Il risultato è un racconto strutturalmente frammentario, che, unendo i pezzi come le tessere di un puzzle, ripercorre il passato e dà senso al presente, con stile leggero, scorrevole e colloquiale, e allo stesso tempo intenso. C’è una specifica delicatezza, una gentilezza particolare nell’esprimere anche i sentimenti più duri e dolorosi.

Elizabeth Strout sa essere trasparente e parlare di temi che fanno paura, come la solitudine in età avanzata, senza mai diventare angosciante. E tuttavia, la trattazione di argomenti complessi e personali con uno stile che privilegia i fatti e le piccole cose, rimanendo alla superficie delle riflessioni, e con un linguaggio asciutto ed essenziale, rappresenta a mio parere un limite, perché priva la scrittura di autentico pathos e rischia di trasformare la semplicità in semplificazione.
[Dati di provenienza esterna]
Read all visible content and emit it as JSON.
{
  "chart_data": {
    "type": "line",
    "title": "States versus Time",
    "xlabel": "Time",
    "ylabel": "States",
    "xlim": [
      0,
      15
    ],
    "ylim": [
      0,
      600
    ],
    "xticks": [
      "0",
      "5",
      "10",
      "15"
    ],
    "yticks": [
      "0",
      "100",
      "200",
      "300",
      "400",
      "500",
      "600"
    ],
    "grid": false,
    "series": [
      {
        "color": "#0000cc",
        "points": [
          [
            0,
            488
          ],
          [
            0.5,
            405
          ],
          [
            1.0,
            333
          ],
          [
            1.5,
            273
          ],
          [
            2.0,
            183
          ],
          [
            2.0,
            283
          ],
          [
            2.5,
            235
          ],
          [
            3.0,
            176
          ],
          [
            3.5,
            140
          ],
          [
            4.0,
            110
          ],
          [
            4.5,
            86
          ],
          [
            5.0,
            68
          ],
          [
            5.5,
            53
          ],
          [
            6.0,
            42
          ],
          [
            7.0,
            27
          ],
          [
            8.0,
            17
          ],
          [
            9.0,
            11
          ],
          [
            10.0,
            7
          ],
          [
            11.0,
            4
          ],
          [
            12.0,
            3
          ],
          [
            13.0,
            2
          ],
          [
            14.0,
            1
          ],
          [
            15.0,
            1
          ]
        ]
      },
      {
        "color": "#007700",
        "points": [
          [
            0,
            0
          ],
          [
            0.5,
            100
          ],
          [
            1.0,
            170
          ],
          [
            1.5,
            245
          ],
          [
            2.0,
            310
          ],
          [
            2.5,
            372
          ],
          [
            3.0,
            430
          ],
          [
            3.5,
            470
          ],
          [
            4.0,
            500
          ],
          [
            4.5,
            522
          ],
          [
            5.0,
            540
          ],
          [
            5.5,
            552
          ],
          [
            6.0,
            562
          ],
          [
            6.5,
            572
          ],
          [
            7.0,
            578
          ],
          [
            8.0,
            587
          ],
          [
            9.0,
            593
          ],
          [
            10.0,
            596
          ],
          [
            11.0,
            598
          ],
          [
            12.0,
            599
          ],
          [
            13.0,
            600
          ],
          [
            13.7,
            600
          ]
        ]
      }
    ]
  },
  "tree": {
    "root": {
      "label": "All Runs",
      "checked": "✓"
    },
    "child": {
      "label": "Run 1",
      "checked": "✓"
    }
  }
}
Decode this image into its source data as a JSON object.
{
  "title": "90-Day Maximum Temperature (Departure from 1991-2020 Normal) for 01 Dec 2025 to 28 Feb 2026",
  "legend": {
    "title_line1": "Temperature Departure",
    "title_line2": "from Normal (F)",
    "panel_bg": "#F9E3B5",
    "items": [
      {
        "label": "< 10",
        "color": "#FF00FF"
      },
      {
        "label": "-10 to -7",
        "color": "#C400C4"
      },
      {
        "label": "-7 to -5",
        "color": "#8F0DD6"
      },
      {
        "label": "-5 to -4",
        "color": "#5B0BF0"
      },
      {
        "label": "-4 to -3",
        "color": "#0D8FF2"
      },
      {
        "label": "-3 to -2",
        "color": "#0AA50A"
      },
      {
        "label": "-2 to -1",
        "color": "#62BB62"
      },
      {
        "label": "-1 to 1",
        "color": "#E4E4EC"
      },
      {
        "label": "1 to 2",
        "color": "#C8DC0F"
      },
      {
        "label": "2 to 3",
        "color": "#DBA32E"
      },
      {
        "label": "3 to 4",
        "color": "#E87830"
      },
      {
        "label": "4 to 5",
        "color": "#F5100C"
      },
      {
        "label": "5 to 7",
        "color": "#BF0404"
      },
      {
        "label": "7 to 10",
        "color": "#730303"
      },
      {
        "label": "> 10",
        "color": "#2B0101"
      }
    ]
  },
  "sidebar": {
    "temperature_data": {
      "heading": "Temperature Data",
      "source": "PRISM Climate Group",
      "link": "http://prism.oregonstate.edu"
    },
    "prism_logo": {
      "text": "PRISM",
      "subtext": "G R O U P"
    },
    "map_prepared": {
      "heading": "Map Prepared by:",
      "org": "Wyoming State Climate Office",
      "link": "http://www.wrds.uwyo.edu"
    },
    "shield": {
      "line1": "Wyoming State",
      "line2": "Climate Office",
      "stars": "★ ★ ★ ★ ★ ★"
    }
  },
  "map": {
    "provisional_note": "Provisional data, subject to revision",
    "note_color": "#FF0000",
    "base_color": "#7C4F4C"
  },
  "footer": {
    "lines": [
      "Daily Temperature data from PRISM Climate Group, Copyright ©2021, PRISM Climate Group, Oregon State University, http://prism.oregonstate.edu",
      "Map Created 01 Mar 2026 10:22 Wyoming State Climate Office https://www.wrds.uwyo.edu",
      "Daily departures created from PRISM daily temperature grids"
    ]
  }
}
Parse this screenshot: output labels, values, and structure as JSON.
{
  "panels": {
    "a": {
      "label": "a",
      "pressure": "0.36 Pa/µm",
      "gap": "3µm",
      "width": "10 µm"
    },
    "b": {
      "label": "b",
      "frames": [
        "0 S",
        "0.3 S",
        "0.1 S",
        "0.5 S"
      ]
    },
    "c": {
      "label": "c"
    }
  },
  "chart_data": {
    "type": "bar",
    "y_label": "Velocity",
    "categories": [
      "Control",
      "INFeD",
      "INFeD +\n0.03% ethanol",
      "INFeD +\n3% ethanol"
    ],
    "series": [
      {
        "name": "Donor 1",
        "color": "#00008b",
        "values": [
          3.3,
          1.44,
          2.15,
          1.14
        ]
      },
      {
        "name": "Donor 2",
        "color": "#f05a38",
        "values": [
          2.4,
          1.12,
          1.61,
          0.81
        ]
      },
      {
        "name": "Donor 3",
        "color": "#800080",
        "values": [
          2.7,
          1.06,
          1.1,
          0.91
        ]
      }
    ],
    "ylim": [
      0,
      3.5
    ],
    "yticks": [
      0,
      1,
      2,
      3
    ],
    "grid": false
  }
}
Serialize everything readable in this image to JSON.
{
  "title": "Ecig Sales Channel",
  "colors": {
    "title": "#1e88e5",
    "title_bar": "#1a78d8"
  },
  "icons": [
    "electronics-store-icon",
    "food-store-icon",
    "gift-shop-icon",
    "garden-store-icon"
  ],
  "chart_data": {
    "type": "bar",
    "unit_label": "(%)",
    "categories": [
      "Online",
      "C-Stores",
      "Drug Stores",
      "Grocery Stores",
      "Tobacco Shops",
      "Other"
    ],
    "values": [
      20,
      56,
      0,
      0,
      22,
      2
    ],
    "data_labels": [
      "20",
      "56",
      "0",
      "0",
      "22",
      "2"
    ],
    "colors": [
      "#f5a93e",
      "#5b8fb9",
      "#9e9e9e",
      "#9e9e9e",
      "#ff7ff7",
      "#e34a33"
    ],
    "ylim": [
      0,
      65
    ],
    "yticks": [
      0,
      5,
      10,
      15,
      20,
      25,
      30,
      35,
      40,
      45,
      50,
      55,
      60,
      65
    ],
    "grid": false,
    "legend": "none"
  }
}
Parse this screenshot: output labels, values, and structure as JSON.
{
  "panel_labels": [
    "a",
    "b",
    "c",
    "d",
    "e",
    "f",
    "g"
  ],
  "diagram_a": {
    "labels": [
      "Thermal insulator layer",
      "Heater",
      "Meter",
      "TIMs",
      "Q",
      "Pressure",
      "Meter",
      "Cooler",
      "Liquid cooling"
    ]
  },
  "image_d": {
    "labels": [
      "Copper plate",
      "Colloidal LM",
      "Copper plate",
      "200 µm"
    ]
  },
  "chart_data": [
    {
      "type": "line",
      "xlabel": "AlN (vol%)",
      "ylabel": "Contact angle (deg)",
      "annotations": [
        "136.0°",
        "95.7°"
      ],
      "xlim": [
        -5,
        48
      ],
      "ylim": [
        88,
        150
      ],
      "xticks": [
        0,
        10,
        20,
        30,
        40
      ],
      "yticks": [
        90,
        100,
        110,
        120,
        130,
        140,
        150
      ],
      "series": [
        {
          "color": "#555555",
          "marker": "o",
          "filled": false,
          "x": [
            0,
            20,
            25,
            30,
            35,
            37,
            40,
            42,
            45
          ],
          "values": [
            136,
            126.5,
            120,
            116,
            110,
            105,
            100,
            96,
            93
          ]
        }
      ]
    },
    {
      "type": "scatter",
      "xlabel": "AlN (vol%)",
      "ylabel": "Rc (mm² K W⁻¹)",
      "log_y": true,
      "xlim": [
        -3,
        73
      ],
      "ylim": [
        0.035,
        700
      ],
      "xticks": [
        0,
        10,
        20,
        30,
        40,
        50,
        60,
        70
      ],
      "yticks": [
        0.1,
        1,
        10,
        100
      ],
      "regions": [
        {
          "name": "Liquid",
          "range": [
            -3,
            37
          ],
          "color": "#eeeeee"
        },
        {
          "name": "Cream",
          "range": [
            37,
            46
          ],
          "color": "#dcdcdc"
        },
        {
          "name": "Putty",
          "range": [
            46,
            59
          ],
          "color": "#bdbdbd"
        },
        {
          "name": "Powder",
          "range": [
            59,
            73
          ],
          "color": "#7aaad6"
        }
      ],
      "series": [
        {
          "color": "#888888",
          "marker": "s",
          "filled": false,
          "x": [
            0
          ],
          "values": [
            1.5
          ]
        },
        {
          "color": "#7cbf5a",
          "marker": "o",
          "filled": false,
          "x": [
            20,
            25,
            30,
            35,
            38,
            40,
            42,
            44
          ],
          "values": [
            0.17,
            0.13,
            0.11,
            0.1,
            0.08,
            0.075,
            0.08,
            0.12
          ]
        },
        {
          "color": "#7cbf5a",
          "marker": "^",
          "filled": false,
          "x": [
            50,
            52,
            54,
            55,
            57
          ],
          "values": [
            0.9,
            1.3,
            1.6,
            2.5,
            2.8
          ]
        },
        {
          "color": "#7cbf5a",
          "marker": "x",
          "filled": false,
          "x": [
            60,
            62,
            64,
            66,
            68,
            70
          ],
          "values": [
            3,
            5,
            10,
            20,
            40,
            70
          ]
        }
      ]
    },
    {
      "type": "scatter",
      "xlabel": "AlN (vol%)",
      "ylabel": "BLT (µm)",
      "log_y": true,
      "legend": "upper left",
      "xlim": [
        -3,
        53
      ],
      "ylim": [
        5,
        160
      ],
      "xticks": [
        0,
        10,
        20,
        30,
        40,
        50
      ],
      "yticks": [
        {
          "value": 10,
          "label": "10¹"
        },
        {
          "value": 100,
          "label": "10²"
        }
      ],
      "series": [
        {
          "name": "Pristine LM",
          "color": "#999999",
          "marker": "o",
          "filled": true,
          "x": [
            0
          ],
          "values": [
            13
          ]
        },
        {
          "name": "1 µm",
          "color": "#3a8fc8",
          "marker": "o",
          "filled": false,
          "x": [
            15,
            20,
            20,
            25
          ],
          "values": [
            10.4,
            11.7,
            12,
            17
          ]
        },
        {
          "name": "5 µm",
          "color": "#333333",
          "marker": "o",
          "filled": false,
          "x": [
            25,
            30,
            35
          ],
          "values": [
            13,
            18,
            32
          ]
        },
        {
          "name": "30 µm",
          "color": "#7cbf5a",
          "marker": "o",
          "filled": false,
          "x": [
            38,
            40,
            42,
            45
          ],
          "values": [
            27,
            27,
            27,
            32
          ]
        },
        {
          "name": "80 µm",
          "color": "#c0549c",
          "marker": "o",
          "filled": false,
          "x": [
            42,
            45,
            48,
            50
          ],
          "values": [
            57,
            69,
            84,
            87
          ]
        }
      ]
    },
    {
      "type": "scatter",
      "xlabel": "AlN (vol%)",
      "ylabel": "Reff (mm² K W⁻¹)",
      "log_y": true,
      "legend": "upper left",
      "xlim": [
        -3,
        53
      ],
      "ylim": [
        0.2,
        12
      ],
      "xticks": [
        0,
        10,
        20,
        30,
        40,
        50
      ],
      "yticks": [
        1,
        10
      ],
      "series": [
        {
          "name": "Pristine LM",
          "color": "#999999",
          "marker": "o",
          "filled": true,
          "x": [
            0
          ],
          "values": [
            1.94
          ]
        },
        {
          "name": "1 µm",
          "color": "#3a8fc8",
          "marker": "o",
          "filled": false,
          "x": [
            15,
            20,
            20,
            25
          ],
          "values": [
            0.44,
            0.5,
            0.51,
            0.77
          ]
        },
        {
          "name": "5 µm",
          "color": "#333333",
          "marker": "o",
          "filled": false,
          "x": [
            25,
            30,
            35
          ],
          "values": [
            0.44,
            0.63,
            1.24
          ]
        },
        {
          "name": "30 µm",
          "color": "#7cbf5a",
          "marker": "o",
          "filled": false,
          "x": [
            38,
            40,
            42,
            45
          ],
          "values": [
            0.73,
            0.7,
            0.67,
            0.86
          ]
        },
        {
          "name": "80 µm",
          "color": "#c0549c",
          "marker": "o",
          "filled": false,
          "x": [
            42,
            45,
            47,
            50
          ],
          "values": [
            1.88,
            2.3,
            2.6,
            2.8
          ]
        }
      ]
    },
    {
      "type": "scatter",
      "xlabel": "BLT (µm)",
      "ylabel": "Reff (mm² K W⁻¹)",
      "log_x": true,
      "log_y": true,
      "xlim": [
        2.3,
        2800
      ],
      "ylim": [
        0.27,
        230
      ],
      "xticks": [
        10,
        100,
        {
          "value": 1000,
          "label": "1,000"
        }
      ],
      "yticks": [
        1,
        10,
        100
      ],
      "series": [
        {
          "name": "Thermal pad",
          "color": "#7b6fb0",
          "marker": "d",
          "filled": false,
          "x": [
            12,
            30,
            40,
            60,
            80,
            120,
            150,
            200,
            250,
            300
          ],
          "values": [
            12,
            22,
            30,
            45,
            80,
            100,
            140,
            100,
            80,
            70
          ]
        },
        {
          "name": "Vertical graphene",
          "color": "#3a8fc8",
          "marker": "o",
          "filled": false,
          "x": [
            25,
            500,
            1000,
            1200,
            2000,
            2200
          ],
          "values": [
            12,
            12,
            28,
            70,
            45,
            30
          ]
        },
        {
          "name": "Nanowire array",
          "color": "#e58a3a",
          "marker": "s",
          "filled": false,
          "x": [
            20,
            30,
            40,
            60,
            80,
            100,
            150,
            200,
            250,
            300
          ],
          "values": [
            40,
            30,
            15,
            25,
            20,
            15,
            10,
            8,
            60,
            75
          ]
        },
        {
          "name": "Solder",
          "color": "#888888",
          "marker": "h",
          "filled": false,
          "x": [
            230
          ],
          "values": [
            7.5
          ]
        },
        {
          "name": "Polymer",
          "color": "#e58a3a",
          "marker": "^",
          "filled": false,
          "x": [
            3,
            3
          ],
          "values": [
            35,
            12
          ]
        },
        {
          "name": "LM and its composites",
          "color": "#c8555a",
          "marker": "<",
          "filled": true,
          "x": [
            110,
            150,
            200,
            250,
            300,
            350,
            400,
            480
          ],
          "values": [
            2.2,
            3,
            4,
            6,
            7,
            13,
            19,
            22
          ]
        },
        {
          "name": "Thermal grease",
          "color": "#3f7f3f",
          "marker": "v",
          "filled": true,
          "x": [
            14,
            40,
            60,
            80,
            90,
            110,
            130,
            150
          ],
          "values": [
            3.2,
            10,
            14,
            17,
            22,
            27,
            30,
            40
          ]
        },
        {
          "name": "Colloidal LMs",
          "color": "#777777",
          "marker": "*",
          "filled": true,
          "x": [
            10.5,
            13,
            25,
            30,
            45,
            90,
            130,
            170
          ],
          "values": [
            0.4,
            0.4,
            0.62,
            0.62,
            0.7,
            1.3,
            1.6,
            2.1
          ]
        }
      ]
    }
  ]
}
Mi piace, invece, la confidenza che si respira in queste pagine, quasi il racconto sussurrato di fatti, di vita, dalla voce diretta di un’amica, con la sua visione compassionevole degli altri esseri umani sui quali posa uno sguardo lucido e affettuoso, parlando certamente dei suoi protagonisti, ma anche, o soprattutto, di sé stessa e di tutti noi.